J’avais 12 ans. Une nuit, je me suis réveillé et le Père Narcisse* jouait avec mon sexe avec sa bouche et ses mains. Il était haut placé à l’école, alors gérée par les Chanoines du Grand-Saint-Bernard, et j’étais sous le choc incapable de réagir. Mon frère et notre camarade de chambrée dormaient comme des pierres. Finalement, le prêtre m’a dit d’aller aux toilettes comme si de rien n’était. Il a récidivé à trois ou quatre reprises. A chaque fois, j’étais comme paralysé à tel point que je me demande avec le recul s’il ne m’avait pas drogué. Par la suite, mes notes se sont effondrées et j’ai été renvoyé de l’école sans que ma détresse d’enfant abusé ne soit jamais identifiée et écoutée. Et le souffle d’excitation dégoutant du Père Narcisse sur mon corps et sa robe de chambre à motif japonais ont longtemps hanté mes nuits…

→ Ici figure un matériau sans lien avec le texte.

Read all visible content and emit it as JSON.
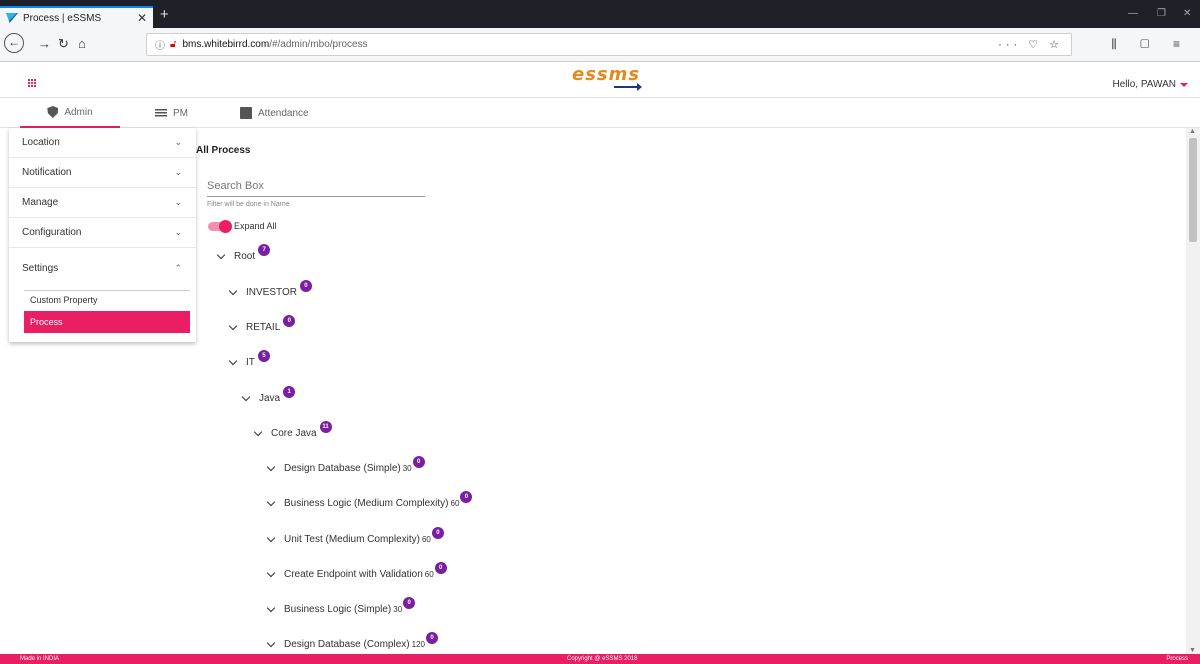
{
  "browser": {
    "tab_title": "Process | eSSMS",
    "tab_close": "✕",
    "new_tab": "+",
    "url_host": "bms.whitebirrd.com",
    "url_path": "/#/admin/mbo/process",
    "url_actions": "··· ♡ ☆",
    "win_min": "—",
    "win_max": "❐",
    "win_close": "✕",
    "tool_icons": "⫼ ▢ ≡"
  },
  "header": {
    "logo": "essms",
    "greeting": "Hello, PAWAN"
  },
  "top_tabs": [
    {
      "label": "Admin"
    },
    {
      "label": "PM"
    },
    {
      "label": "Attendance"
    }
  ],
  "sidebar": {
    "items": [
      {
        "label": "Location",
        "chevron": "⌄"
      },
      {
        "label": "Notification",
        "chevron": "⌄"
      },
      {
        "label": "Manage",
        "chevron": "⌄"
      },
      {
        "label": "Configuration",
        "chevron": "⌄"
      },
      {
        "label": "Settings",
        "chevron": "⌃"
      }
    ],
    "sub_items": [
      {
        "label": "Custom Property"
      },
      {
        "label": "Process"
      }
    ]
  },
  "main": {
    "title": "All Process",
    "search_placeholder": "Search Box",
    "search_hint": "Filter will be done in Name",
    "expand_all_label": "Expand All",
    "expand_all_on": true,
    "tree": [
      {
        "label": "Root",
        "num": "",
        "badge": "7"
      },
      {
        "label": "INVESTOR",
        "num": "",
        "badge": "0"
      },
      {
        "label": "RETAIL",
        "num": "",
        "badge": "0"
      },
      {
        "label": "IT",
        "num": "",
        "badge": "5"
      },
      {
        "label": "Java",
        "num": "",
        "badge": "1"
      },
      {
        "label": "Core Java",
        "num": "",
        "badge": "11"
      },
      {
        "label": "Design Database (Simple)",
        "num": "30",
        "badge": "0"
      },
      {
        "label": "Business Logic (Medium Complexity)",
        "num": "60",
        "badge": "0"
      },
      {
        "label": "Unit Test (Medium Complexity)",
        "num": "60",
        "badge": "0"
      },
      {
        "label": "Create Endpoint with Validation",
        "num": "60",
        "badge": "0"
      },
      {
        "label": "Business Logic (Simple)",
        "num": "30",
        "badge": "0"
      },
      {
        "label": "Design Database (Complex)",
        "num": "120",
        "badge": "0"
      }
    ]
  },
  "scroll": {
    "up": "▲",
    "down": "▼"
  },
  "footer": {
    "left": "Made in INDIA",
    "center": "Copyright @ eSSMS 2018",
    "right": "Process"
  },
  "colors": {
    "accent": "#e91e63",
    "badge": "#7b1fa2",
    "logo": "#e48a1b"
  }
}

En quoi ce drame a marqué votre vie d’adulte?
Je me suis blindé. Je suis devenu un chien de garde ne dormant toujours que d’une oreille et mordant avant de l’être. Mes relations humaines et amoureuses se sont trouvées appauvries par cette détresse masquée en colère et mon énergie de vie plombée par une certaine violence contenue. J’ai gardé de tout ça un rejet viscéral de l’injustice mais aussi une forte personnalité.

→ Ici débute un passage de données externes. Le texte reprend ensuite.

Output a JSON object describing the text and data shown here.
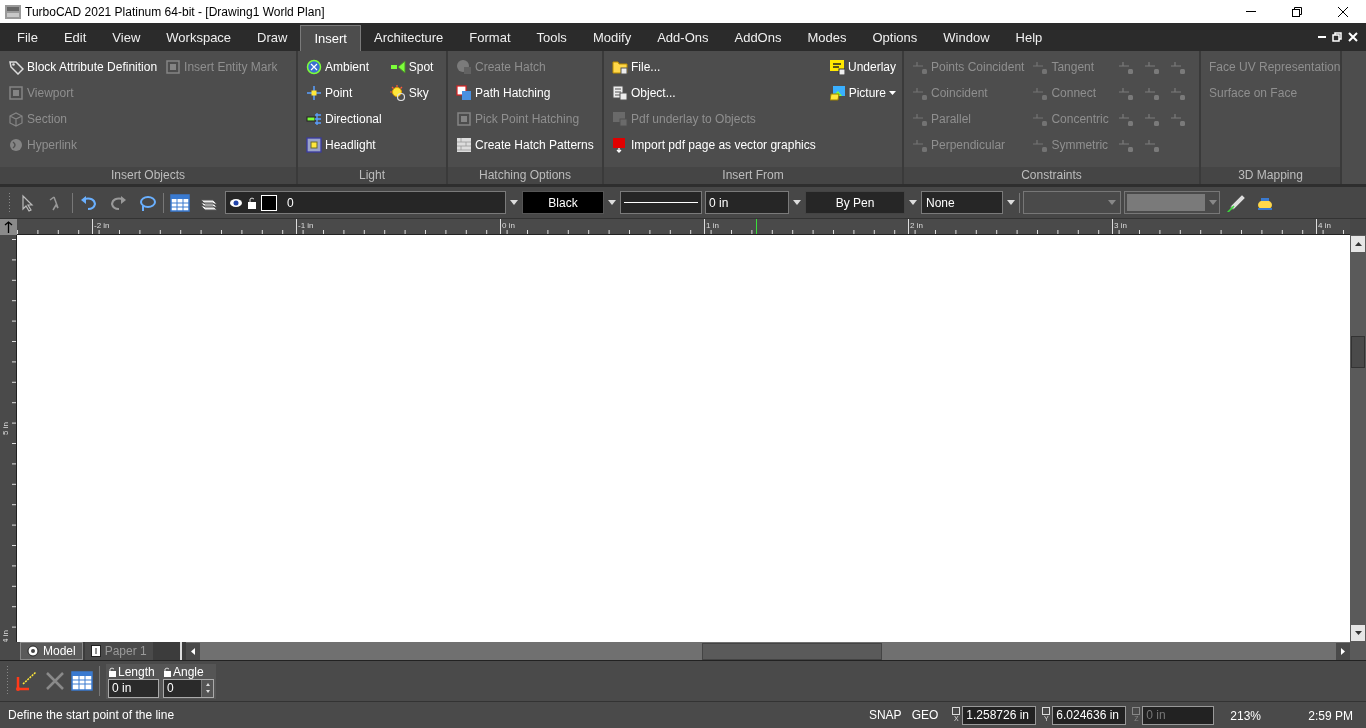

Comment s’est passée la confrontation avec votre agresseur?
Bien, car j’étais prêt et escorté avec professionnalisme et cœur par des membres de la Commission CECAR, mise sur pied pour les victimes d’abus sexuels dans l’Eglise. Je les en remercie. J’avais face à moi ce même petit homme maigre et physiquement assez insignifiant mais cette fois, c’est lui qui avait peur. Il a avoué les faits mais réfutait être pédophile. Il a même insidieusement tenté d’inverser les rôles en faisant peser sur moi la culpabilité d’un pardon à donner. J’ai lu qu’une autre victime avait réussi à pardonner à son agresseur (ndlr: il s’agit du Fribourgeois Daniel Pittet dont la biographie a été préfacée par le Pape François). Moi, je souhaite au Père Narcisse d’aller brûler en enfer et à ses autres victimes potentielles de trouver la force de parler, je suis convaincu qu’il y en a!

*prénoms fictifs

La direction de Champittet «attristée»

Le Collège Champittet a été dirigé par les Chanoines du Grand-Saint-Bernard de 1951 à 1998. Aujourd’hui, il est propriété de Nord Anglia Education. Soit un groupe ambitionnant de «regrouper des écoles d'excellence». Suite au témoignage de François*, va-t-elle lancer un appel à témoin pour identifier de potentielles autres victimes du Père Narcisse* comme l’avait fait en 2018 la Holy Trinity School, un collège canadien où avait sévi l’ex-directeur d’internat pédophile du Collège Beau Soleil de Villars-sur-Ollon? «La Congrégation du Grand-Saint-Bernard a pris des mesures pour encourager toute personne susceptible d'avoir été affectée à se manifester et à s'adresser à eux ou aux autorités locales. En tant que nouveaux propriétaires et nouvelle direction, le bien-être et la sécurité des élèves sont notre priorité absolue (…) Indépendamment de l’époque à laquelle les faits ont eu lieu, la communauté scolaire de Champittet exprime son soutien complet et sans équivoque aux personnes affectées», nous a répondu la direction de l’école pulliérane.